Likewise, we have settled into using “perpetrator” to commonly refer to the person opposite the survivor in a situation around sexual assault. We use this term because we feel that it represents a recognition that someone did something, not is something. It gives the opportunity for change while recognizing that their actions have hurt someone. This language is imperfect in serious ways as well. As with “survivor”, it may not be obvious that our definitions imply such things. We can ask the same questions that we ask when inserting the individuals position into the term of survivor: Do all perpetrators feel like the term applies to them? When does one get to leave the title of perpetrator behind? Furthermore, when we look at the larger implications of how we are approaching this work, we can see how “perpetrator” is reflecting the language of the oppressive systems we live under. While we have rejected the callous use of the term victim as used by the police – we still follow their use of the term perpetrator. We are trying to create a community based system that is outside of these institutions, so why should we replicate the same language?

These are terms of convenience and for now are the terms that we use. This is only to hope that we are challenging these ideas as we use them and are working on ways to evolve our language as our work around the issues at the heart of the matter evolves. Perhaps we should be challenging ourselves and each other to find easily understood and less problematic language to use around sexual assault.


Are there other terms you use or have heard for those who have been affected by sexual assault? Why were those used? Which ones feel good and which ones feel bad? Why? This is just the beginning. Let’s nurture and honor the path which has gotten us to this place and create the space to untangle the roots and go further.

Cross-posted from the whirlwinds project by team colors


This collection of resources and writing deals with the subject of sexual assault, which may have intense connotations or bring up difficult feelings and memories. Please consider reading this when you are in a safe space or have some one available to talk to about the material if necessary.

Grounding our work
by Em Squires


Relationships are slippery and wet like water. I can feel a relationship touch the flesh of my heart or the skin of my back, and I know it is there because I can feel that presence asking for my attention. I cannot explain the work of Philly Stands Up without talking about relationships. They explain how I got involved and why I stay committed. Our model and processes are rooted in a criss-crossed web of friendships we share with eachother, the working relationship(s) PSU builds with perpetrators of sexual assault, and each of our individual commitment to PSU as an organizing collective.

Almost two years ago, I decided to move to Philly. I couldn’t afford New York City and needed to get the hell out of the Midwest. I didn’t have a job, but I had a place to live with my friend Nic. Stevie and Nic raved about the magnitude of Philly’s awesome-ness and how much I would love it. So I did either the stupidest or bravest thing I’ve ever done – I packed a van, maxed out my credit card, and dropped a cannonball into the pool of my future with a vague agenda to “find some work” and, hopefully, meet some new people who would inspire and challenge me. Sink or swim. Either way, I would feel the water.

It was Stevie who sent me the email inviting me to my first PSU meeting.
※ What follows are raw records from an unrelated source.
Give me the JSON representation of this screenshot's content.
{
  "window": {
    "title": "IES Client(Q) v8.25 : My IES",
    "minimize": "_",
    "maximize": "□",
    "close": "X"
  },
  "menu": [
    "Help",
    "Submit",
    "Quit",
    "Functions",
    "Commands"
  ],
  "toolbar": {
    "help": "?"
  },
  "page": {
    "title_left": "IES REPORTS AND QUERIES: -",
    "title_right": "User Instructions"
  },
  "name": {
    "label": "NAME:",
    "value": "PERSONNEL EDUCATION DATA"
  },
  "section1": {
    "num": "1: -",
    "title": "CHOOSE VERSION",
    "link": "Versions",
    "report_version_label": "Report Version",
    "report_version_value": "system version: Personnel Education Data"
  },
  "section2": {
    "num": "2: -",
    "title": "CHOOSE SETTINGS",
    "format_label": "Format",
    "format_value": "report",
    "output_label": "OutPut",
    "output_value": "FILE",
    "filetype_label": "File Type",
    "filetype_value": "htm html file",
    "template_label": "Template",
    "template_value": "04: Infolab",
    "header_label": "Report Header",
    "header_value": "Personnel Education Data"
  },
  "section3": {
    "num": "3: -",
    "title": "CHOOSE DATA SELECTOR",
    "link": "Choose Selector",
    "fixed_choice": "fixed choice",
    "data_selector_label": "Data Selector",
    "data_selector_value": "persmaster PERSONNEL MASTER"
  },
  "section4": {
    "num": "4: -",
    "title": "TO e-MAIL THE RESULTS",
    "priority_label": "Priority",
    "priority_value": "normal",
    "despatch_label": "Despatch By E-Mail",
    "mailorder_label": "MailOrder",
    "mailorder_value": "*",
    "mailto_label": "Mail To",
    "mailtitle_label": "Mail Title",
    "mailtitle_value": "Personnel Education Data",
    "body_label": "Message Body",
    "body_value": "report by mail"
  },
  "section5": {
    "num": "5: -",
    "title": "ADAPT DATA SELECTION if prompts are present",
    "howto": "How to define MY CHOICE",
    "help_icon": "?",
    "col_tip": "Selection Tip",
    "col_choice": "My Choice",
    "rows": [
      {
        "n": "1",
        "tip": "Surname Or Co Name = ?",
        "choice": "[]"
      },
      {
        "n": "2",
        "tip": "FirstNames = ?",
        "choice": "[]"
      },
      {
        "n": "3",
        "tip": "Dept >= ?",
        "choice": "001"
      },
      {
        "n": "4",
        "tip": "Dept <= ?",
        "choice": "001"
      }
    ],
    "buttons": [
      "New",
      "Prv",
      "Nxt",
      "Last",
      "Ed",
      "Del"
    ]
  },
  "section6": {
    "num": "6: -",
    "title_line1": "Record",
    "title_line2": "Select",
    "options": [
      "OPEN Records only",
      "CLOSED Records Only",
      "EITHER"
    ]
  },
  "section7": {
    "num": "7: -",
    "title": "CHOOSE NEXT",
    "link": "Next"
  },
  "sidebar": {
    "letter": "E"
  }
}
I had been in Philly for just over six months, working a demoralizing service job and was painfully clawing my way out of an abusive relationship. I was not in a great place. It was a long email, certainly the most formal email I’d ever received from him, but by the time I finished reading, my pulse was racing. Work with perpetrators of sexual assault? Engage with building a culture of consent within a sex-positive framework? I didn’t even really know what that meant. My own organizing background was grounded in anti-oppression youth organizing and the labor movement, with some work on gender, affirmative action, and independent media thrown into the mix. I was a teaching artist posing as a waitress – what did I know about working with perpetrators of assault? I went to the meeting not knowing what to expect. I left feeling like I had just breathed pure, undiluted oxygen for two hours.

It was early June, almost a year ago. I didn’t know a person in the room except for Stevie – but I could feel the energy prickle my skin, passionately delicate and oh-so-insistent. PSU members who were about to step back from the collective for various reasons – school, family, needing space, etc – talked about the history of the group, the Points of Unity, etc – and then we all went around and talked about why we were there, present in the room on this random Sunday evening. I had never even been part of an activist group that was so committed to process that we wrote down our organizing principles! And here I was – invited into a space that would never ask me to justify why I identify as queer, that would never question the “validity” or experience of being a queer woman in a f***ed up relationship with another woman, and would not only demand but value my voice, my agency, and my ability to articulate and respect my own limits. Although I was initially intimidated by my lack of relevant “experience,” the energy and interests of everyone present very quickly had me doing some quick internal surveys. Fine, I had never worked in this “field,” either academically or politically. However, the work I had just heard described to me was based on listening skills, relationship building, the belief that behavior can change, complex, radical, and queer-oriented analyses of power across multiple communities and potential identities, resource development, grassroots education, and a commitment to building a more sex-positive and responsible culture.
I was down with that.

Our work isn’t about fixing people. First of all, a perpetrator has to want to “work on their shit” – that’s our colloquial umbrella phrase to refer to a perpetrator who is willing to engage with us on the issue(s) at hand. The shit can include, but is certainly not limited to: a specific incident or [repeated] behavioral pattern of emotional, physical and/or sexual assault with an intimate partner or random stranger (or any person on the interpersonal spectrum in between), substance and alcohol abuse, mental health, and any number of other influencing factors. We are not “professional” therapists or social workers or health care professionals – we are a collective of individuals with all sorts of organizing experience(s) and interests and committed to radical social change. We share and constantly engage with an evolving analysis (see our Points of Unity for some examples) which influences not only how we approach situations and perpetrators as unique experiences, but also with our own internal group dynamic and intro-collective processing.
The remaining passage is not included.